Okay, look at this from the perspective of an Occam's razor enthusiast, wherein the simplest solution is equal measures zany and petrifying. In the early hours of February the 25th, 1942, a cocktail of paranoia and faulty radar systems was mixed on the California coastline, resulting in over 1,400 rounds of anti-aircraft ammunition being fired over the ocean for more than an hour. Their target? Nothing, as far as anyone can tell. World War II had everyone jittery, and as History points out, coastal defenses were just given some bad information. Itchy trigger fingers and a heaping FOMO attitude did the rest.

The problem with this theory, of course, is that it doesn't explain the reports of sightings made on that fateful night — sightings of dozens of aircraft and strange, balloon-shaped objects floating above the water. But if there was something in the sky that night, then why did the Army's Western Defense Command release a statement stating "it is clear that no bombs were dropped and no planes were shot down?"
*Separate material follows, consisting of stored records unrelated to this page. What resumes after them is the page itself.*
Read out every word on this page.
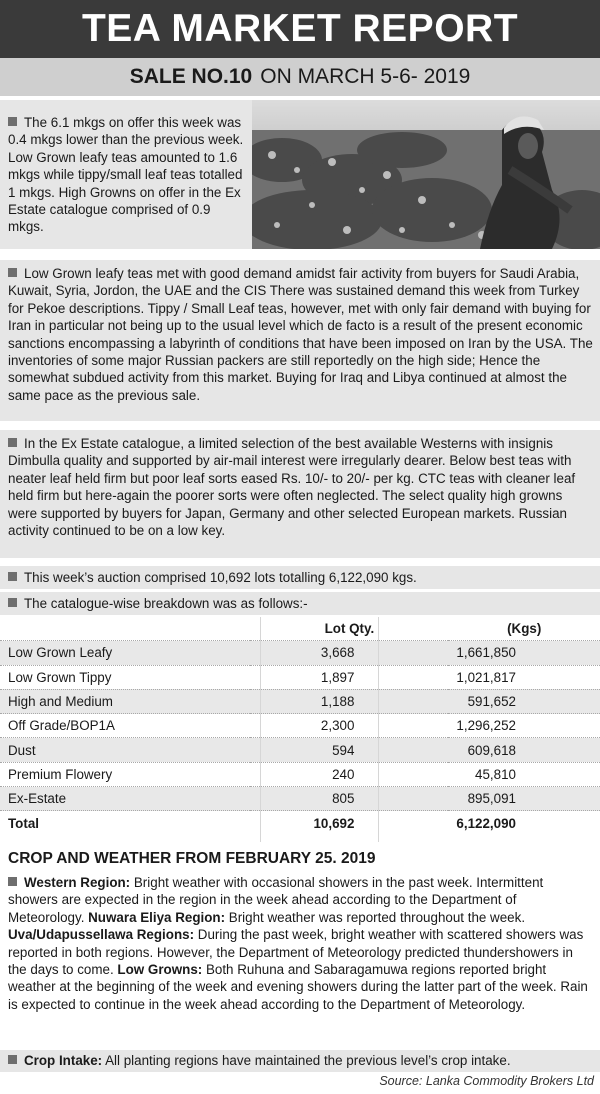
TEA MARKET REPORT
SALE NO.10 ON MARCH 5-6- 2019
The 6.1 mkgs on offer this week was 0.4 mkgs lower than the previous week. Low Grown leafy teas amounted to 1.6 mkgs while tippy/small leaf teas totalled 1 mkgs. High Growns on offer in the Ex Estate catalogue comprised of 0.9 mkgs.
Low Grown leafy teas met with good demand amidst fair activity from buyers for Saudi Arabia, Kuwait, Syria, Jordon, the UAE and the CIS There was sustained demand this week from Turkey for Pekoe descriptions. Tippy / Small Leaf teas, however, met with only fair demand with buying for Iran in particular not being up to the usual level which de facto is a result of the present economic sanctions encompassing a labyrinth of conditions that have been imposed on Iran by the USA. The inventories of some major Russian packers are still reportedly on the high side; Hence the somewhat subdued activity from this market. Buying for Iraq and Libya continued at almost the same pace as the previous sale.
In the Ex Estate catalogue, a limited selection of the best available Westerns with insignis Dimbulla quality and supported by air-mail interest were irregularly dearer. Below best teas with neater leaf held firm but poor leaf sorts eased Rs. 10/- to 20/- per kg. CTC teas with cleaner leaf held firm but here-again the poorer sorts were often neglected. The select quality high growns were supported by buyers for Japan, Germany and other selected European markets. Russian activity continued to be on a low key.
This week’s auction comprised 10,692 lots totalling 6,122,090 kgs.
The catalogue-wise breakdown was as follows:-
	Lot Qty.	(Kgs)
Low Grown Leafy	3,668	1,661,850
Low Grown Tippy	1,897	1,021,817
High and Medium	1,188	591,652
Off Grade/BOP1A	2,300	1,296,252
Dust	594	609,618
Premium Flowery	240	45,810
Ex-Estate	805	895,091
Total	10,692	6,122,090
CROP AND WEATHER FROM FEBRUARY 25. 2019
Western Region: Bright weather with occasional showers in the past week. Intermittent showers are expected in the region in the week ahead according to the Department of Meteorology. Nuwara Eliya Region: Bright weather was reported throughout the week. Uva/Udapussellawa Regions: During the past week, bright weather with scattered showers was reported in both regions. However, the Department of Meteorology predicted thundershowers in the days to come. Low Growns: Both Ruhuna and Sabaragamuwa regions reported bright weather at the beginning of the week and evening showers during the latter part of the week. Rain is expected to continue in the week ahead according to the Department of Meteorology.
Crop Intake: All planting regions have maintained the previous level’s crop intake.
Source: Lanka Commodity Brokers Ltd
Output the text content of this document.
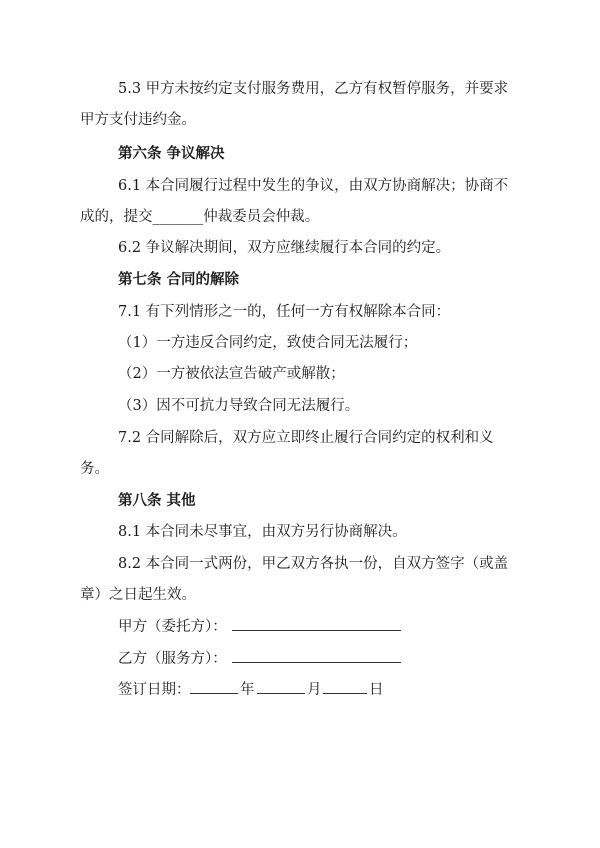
5.3 甲方未按约定支付服务费用，乙方有权暂停服务，并要求
甲方支付违约金。
第六条 争议解决
6.1 本合同履行过程中发生的争议，由双方协商解决；协商不
成的，提交_______仲裁委员会仲裁。
6.2 争议解决期间，双方应继续履行本合同的约定。
第七条 合同的解除
7.1 有下列情形之一的，任何一方有权解除本合同：
（1）一方违反合同约定，致使合同无法履行；
（2）一方被依法宣告破产或解散；
（3）因不可抗力导致合同无法履行。
7.2 合同解除后，双方应立即终止履行合同约定的权利和义
务。
第八条 其他
8.1 本合同未尽事宜，由双方另行协商解决。
8.2 本合同一式两份，甲乙双方各执一份，自双方签字（或盖
章）之日起生效。
甲方（委托方）：
乙方（服务方）：
签订日期：	年	月	日
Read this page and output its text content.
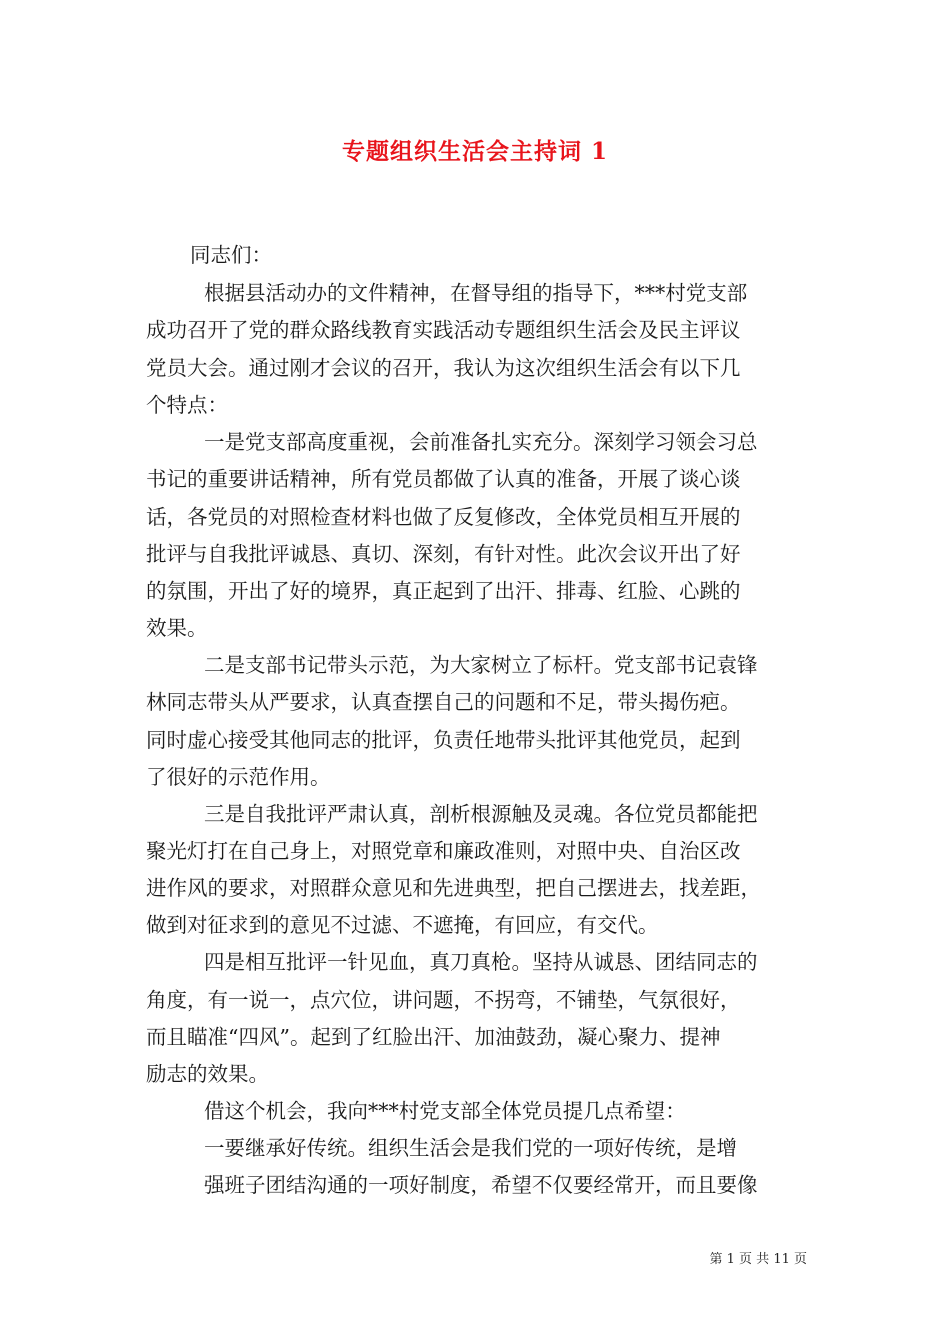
专题组织生活会主持词 1
同志们：
根据县活动办的文件精神，在督导组的指导下，***村党支部
成功召开了党的群众路线教育实践活动专题组织生活会及民主评议
党员大会。通过刚才会议的召开，我认为这次组织生活会有以下几
个特点：
一是党支部高度重视，会前准备扎实充分。深刻学习领会习总
书记的重要讲话精神，所有党员都做了认真的准备，开展了谈心谈
话，各党员的对照检查材料也做了反复修改，全体党员相互开展的
批评与自我批评诚恳、真切、深刻，有针对性。此次会议开出了好
的氛围，开出了好的境界，真正起到了出汗、排毒、红脸、心跳的
效果。
二是支部书记带头示范，为大家树立了标杆。党支部书记袁锋
林同志带头从严要求，认真查摆自己的问题和不足，带头揭伤疤。
同时虚心接受其他同志的批评，负责任地带头批评其他党员，起到
了很好的示范作用。
三是自我批评严肃认真，剖析根源触及灵魂。各位党员都能把
聚光灯打在自己身上，对照党章和廉政准则，对照中央、自治区改
进作风的要求，对照群众意见和先进典型，把自己摆进去，找差距，
做到对征求到的意见不过滤、不遮掩，有回应，有交代。
四是相互批评一针见血，真刀真枪。坚持从诚恳、团结同志的
角度，有一说一，点穴位，讲问题，不拐弯，不铺垫，气氛很好，
而且瞄准“四风”。起到了红脸出汗、加油鼓劲，凝心聚力、提神
励志的效果。
借这个机会，我向***村党支部全体党员提几点希望：
一要继承好传统。组织生活会是我们党的一项好传统，是增
强班子团结沟通的一项好制度，希望不仅要经常开，而且要像
第 1 页 共 11 页
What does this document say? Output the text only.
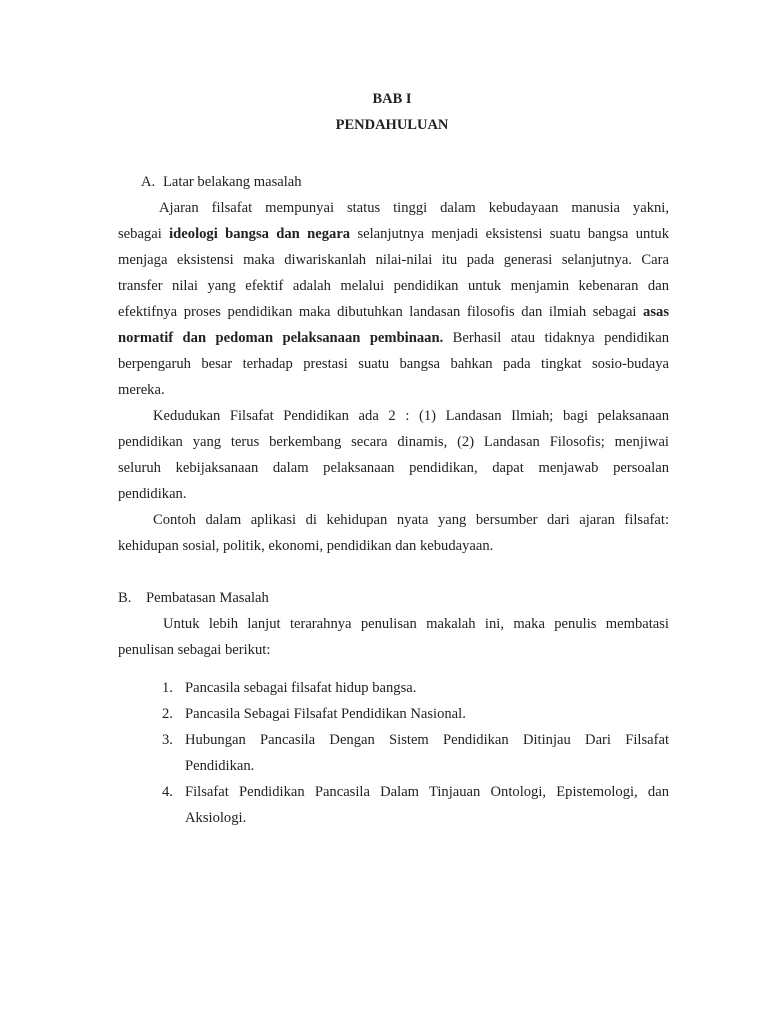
BAB I
PENDAHULUAN
A. Latar belakang masalah
Ajaran filsafat mempunyai status tinggi dalam kebudayaan manusia yakni,
sebagai ideologi bangsa dan negara selanjutnya menjadi eksistensi suatu bangsa untuk
menjaga eksistensi maka diwariskanlah nilai-nilai itu pada generasi selanjutnya. Cara
transfer nilai yang efektif adalah melalui pendidikan untuk menjamin kebenaran dan
efektifnya proses pendidikan maka dibutuhkan landasan filosofis dan ilmiah sebagai asas
normatif dan pedoman pelaksanaan pembinaan. Berhasil atau tidaknya pendidikan
berpengaruh besar terhadap prestasi suatu bangsa bahkan pada tingkat sosio-budaya
mereka.
Kedudukan Filsafat Pendidikan ada 2 : (1) Landasan Ilmiah; bagi pelaksanaan
pendidikan yang terus berkembang secara dinamis, (2) Landasan Filosofis; menjiwai
seluruh kebijaksanaan dalam pelaksanaan pendidikan, dapat menjawab persoalan
pendidikan.
Contoh dalam aplikasi di kehidupan nyata yang bersumber dari ajaran filsafat:
kehidupan sosial, politik, ekonomi, pendidikan dan kebudayaan.
B. Pembatasan Masalah
Untuk lebih lanjut terarahnya penulisan makalah ini, maka penulis membatasi
penulisan sebagai berikut:
1. Pancasila sebagai filsafat hidup bangsa.
2. Pancasila Sebagai Filsafat Pendidikan Nasional.
3. Hubungan Pancasila Dengan Sistem Pendidikan Ditinjau Dari Filsafat
Pendidikan.
4. Filsafat Pendidikan Pancasila Dalam Tinjauan Ontologi, Epistemologi, dan
Aksiologi.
Look! Up in the sky! Shoot it!

Stop us if you've heard this one: maybe those UFOs were just weather balloons.

At least, that's a theory. In 1983, a report published by the Office of Air Force History stated that a series of meteorological balloons had recently been released in the area. Maybe that's what people saw. Maybe that's what caused the radar blips. It doesn't explain civilian reports of buildings being buzzed by aircraft. The sky was full of shrapnel, and it was probably easy to misinterpret things. Probably.

What is known is that while no enemy planes were recovered once the shooting stopped, a number of deaths did occur, largely due to heart attacks and car accidents caused by the night's chaos. Also, according to History, at least twenty Japanese Americans were arrested for supposedly signalling enemy aircraft during the attack — with "attack" here meaning "there was no attack" and "signalling" meaning "definitely not signalling because there was no attack."